CS639 – class 04

CS639 – class 4

Join the google group! See invitation in your cs.umb.edu email or wherever you forward it.

HW1 due, have set up forum for pa1a, also added more files to dir, including sample output for Scan1. Q’s on pa1a?

First steps for pa1a: (like readme.txt in pa1a)

transfer pa1a dir or pa1a.zip to your PC, say to c:\cs639\pa1a
“ant build” as first check, “ant test00” runs DumpMethods on Grid
In eclipse, create a Java project, and choose the option "Create project

from existing source", and browse to your directory.  Make sure you are using Java 1.6.

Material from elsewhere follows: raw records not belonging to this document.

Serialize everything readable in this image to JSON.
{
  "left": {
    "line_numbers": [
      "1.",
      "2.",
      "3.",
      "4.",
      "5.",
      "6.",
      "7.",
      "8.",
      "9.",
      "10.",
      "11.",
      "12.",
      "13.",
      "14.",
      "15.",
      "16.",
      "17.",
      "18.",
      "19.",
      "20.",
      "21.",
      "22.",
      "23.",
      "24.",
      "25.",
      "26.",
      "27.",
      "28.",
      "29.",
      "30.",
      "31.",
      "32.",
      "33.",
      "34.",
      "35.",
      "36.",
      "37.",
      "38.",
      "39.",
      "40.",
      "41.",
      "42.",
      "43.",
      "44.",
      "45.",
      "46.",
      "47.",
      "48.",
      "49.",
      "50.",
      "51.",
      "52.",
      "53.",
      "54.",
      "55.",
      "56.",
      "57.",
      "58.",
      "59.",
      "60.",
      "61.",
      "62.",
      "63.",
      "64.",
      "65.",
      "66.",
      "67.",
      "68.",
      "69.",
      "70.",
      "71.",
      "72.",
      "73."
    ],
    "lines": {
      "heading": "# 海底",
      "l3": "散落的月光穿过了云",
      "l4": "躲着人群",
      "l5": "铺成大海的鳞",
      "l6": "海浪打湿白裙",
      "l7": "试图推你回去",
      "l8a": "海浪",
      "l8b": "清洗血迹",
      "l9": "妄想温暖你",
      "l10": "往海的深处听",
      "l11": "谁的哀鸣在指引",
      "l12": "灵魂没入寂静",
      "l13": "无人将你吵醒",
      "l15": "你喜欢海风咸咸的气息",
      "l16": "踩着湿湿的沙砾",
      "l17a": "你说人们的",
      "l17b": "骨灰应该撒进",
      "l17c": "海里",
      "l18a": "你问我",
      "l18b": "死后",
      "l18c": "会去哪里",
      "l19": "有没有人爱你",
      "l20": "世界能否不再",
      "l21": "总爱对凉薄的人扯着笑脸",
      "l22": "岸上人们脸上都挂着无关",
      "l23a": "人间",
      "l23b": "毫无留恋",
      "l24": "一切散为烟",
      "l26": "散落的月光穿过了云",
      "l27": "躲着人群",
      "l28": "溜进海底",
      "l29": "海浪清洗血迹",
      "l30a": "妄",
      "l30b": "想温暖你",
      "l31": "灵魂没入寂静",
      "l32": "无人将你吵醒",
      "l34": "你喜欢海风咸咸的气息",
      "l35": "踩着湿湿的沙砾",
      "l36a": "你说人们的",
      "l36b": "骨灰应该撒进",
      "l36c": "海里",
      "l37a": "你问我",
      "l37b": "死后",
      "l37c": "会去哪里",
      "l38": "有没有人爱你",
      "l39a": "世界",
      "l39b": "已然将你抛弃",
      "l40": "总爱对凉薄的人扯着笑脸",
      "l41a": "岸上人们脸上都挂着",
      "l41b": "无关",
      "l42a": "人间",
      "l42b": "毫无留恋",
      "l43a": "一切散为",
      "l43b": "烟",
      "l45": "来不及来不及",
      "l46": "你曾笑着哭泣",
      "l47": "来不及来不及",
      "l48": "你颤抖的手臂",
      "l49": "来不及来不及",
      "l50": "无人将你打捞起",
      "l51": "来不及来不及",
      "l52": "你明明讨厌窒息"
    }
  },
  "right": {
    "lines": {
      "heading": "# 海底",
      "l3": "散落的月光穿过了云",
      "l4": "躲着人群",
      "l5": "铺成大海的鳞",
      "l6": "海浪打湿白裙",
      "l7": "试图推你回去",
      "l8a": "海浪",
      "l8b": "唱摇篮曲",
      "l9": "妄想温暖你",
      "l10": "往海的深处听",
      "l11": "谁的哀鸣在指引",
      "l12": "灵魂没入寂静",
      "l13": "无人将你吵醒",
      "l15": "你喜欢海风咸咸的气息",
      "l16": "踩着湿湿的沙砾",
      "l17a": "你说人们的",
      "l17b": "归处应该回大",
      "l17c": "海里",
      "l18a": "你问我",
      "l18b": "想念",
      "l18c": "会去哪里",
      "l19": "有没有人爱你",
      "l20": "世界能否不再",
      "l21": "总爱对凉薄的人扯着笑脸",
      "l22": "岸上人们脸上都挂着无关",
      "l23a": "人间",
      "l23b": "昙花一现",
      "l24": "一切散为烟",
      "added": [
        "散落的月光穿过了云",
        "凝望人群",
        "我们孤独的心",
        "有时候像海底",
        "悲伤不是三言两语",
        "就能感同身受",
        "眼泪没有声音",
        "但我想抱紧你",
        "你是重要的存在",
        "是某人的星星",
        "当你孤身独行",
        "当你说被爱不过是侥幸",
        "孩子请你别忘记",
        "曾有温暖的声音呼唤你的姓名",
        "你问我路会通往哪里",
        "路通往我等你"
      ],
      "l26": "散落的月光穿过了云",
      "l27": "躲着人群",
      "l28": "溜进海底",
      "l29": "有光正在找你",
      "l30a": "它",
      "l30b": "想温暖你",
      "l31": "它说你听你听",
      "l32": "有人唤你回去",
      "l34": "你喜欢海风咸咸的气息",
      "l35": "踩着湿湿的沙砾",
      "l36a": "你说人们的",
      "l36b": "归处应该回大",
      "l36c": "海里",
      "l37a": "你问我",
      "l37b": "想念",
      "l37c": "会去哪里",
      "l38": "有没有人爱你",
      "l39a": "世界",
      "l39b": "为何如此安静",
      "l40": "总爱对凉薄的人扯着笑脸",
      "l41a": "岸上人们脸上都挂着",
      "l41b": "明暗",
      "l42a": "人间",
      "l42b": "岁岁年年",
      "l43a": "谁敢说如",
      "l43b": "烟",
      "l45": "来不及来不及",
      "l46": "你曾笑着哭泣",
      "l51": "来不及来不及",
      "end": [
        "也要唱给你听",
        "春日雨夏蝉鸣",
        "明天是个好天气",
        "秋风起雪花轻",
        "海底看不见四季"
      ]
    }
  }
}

(You may need to fix the “Default output folder” from pa1a/bin to pa1a/build/classes.)

Also--

Check that the directory structure is right: build/classes/…
In project’s Properties>Java Build Path>Source, you should see Source folders “pa1a/src”, and at the bottom under “Default output folder: “pa1a/build/classes”. In the Package Explorer, see both src and input directories, plus build.xml and README.
As a check, delete the project, keeping files, and recreate it—useful way out of problems.

Note: we are doing this project “the hard way”, from basics, so you can see the nitty-gritty details. You could use the powerful JAXB package to convert Java objects to XML, but then you would have to create objects for each construct, an unnecessary job. Another approach that is more practical is using JDK6’s XMLStreamWriter, part of the StAX API, (“streaming parser” on reading side) which became available in Java since our book was written. You can use it if you want. Several tutorials exist on the web.

We were talking about DTDs and XML Schemas, specifically about book.dtd and book.xsd of the handout on recursive XML.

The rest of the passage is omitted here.